- Born: November 28, 1917 Gary, Indiana
- Died: 1986 New York City
- Education: West Virginia University
- Occupation: Foreign correspondent for CBS News
- Known for: Covered wars in Africa; faced death 114 times before he stopped counting
- Spouse(s): Gwendoline Ethel Shoring, Sara de Maine Kearns
- Children: 1

= Frank Kearns =

American journalist

Frank Kearns (1917–1986) was an American broadcast journalist for CBS News from 1958 until 1971, although he first began with CBS in 1953 as a freelance correspondent, or "stringer", stationed in Cairo, Egypt.

During World War II, he was assigned to the US Army Counterintelligence Corps (CIC) in London in 1942. He was "named head of counterintelligence in Paris and enter[ed] Dachau with the 45th Division in April 1945."

In 1953, he became a radio stringer in Cairo, where he met up with "former CIC roommates from London, James Eichelberger and Miles Copeland Jr."

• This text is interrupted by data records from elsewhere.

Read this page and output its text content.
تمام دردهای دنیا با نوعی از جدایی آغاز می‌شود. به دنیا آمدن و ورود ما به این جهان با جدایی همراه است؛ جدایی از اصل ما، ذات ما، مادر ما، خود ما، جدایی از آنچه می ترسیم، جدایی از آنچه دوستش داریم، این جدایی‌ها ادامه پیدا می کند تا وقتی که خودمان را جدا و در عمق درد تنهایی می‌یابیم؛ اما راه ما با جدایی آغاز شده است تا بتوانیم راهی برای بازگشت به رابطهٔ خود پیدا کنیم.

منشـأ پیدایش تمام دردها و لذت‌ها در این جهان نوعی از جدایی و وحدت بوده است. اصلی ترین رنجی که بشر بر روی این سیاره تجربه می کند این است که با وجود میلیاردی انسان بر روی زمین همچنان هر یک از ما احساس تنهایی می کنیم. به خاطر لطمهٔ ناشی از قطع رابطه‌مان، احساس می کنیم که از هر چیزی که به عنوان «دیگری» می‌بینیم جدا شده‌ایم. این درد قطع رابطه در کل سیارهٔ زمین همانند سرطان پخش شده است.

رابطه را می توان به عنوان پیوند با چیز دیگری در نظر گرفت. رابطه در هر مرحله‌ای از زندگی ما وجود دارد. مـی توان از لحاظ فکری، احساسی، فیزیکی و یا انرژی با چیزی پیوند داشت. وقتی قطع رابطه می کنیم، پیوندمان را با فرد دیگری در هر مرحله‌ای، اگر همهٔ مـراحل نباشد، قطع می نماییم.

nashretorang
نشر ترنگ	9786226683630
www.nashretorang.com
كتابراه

Kearns covered several Middle East conflicts including Egypt's Suez Crisis and the Arab-Israeli Six-Day War. For his 1957 coverage of Algeria's struggle for independence from the French where he was embedded with the freedom fighters for six weeks, Kearns was honored with a Peabody Award for providing "news in depth by going behind current happenings to identify related problems and underlying causes," the George Polk Memorial Award for "distinguished achievement in journalism," and the Overseas Press Club of America Award for "Best Foreign Reporting on Radio and Television" for his critical contributions to the CBS documentary "Algeria Aflame."

He was named a network staff correspondent with CBS on September 25, 1958. He reported from news bureaus in London, Paris, Moscow and Rome. Four years later, he was named the CBS News Africa Bureau Chief. From a base in London, he reported on numerous wars and disputes including Rhodesia’s bid for independence, the civil war in Biafra and the bloody conflicts in the Congo Crisis.

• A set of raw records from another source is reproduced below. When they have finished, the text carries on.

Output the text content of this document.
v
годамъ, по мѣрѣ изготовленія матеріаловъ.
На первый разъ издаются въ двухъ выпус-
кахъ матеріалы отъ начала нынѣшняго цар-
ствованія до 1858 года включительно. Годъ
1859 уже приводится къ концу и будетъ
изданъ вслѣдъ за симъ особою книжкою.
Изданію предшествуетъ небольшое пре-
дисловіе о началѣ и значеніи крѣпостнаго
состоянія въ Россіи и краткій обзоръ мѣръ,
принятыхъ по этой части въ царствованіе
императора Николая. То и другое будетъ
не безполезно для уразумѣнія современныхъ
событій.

In 1971, Kearns left CBS News to accept a teaching position at his alma mater West Virginia University, where he served as a distinguished Benedum Professor of Journalism.

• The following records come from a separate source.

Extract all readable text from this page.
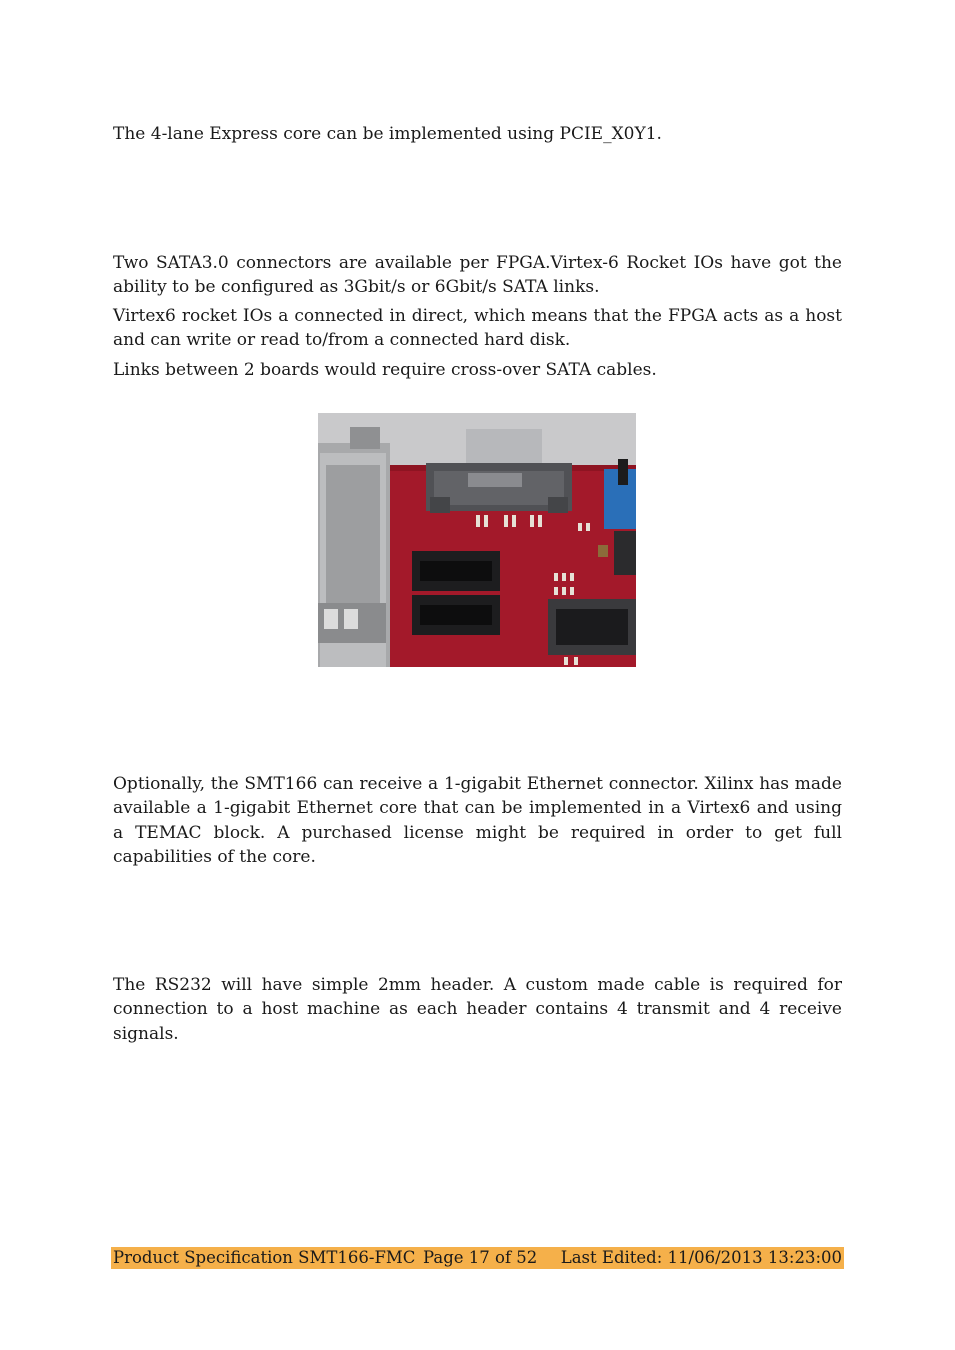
The 4-lane Express core can be implemented using PCIE_X0Y1.

Two SATA3.0 connectors are available per FPGA.Virtex-6 Rocket IOs have got the ability to be configured as 3Gbit/s or 6Gbit/s SATA links.

Virtex6 rocket IOs a connected in direct, which means that the FPGA acts as a host and can write or read to/from a connected hard disk.

Links between 2 boards would require cross-over SATA cables.

Optionally, the SMT166 can receive a 1-gigabit Ethernet connector. Xilinx has made available a 1-gigabit Ethernet core that can be implemented in a Virtex6 and using a TEMAC block. A purchased license might be required in order to get full capabilities of the core.

The RS232 will have simple 2mm header. A custom made cable is required for connection to a host machine as each header contains 4 transmit and 4 receive signals.

Product Specification SMT166-FMC Page 17 of 52 Last Edited: 11/06/2013 13:23:00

In 1976, Sig Mickelson, the former president of CBS News, told a U. S. Senate committee that during his early years as a “stringer” (part-time reporter) in Egypt, Kearns had U.S. Central Intelligence Agency "connections." In addition, the press alleged that the CIA relationship had been approved by senior CBS management.

In 1983, Kearns retired from the classroom and settled in Sardinia, Italy, where he spent the last three years of his life. Frank Kearns died of cancer on August 1, 1986, at age 68 at Memorial Sloan-Kettering Cancer Center in New York City. In announcing his death on The CBS Evening News, Dan Rather remarked, "His reporting on CBS radio and television came mostly from datelines such as Baghdad, Khartoum, Yemen and the Congo. He took the tough stories and never complained...Legend may be an overworked word among journalists, but in his quiet, courageous way, Frank Kearns was one around here."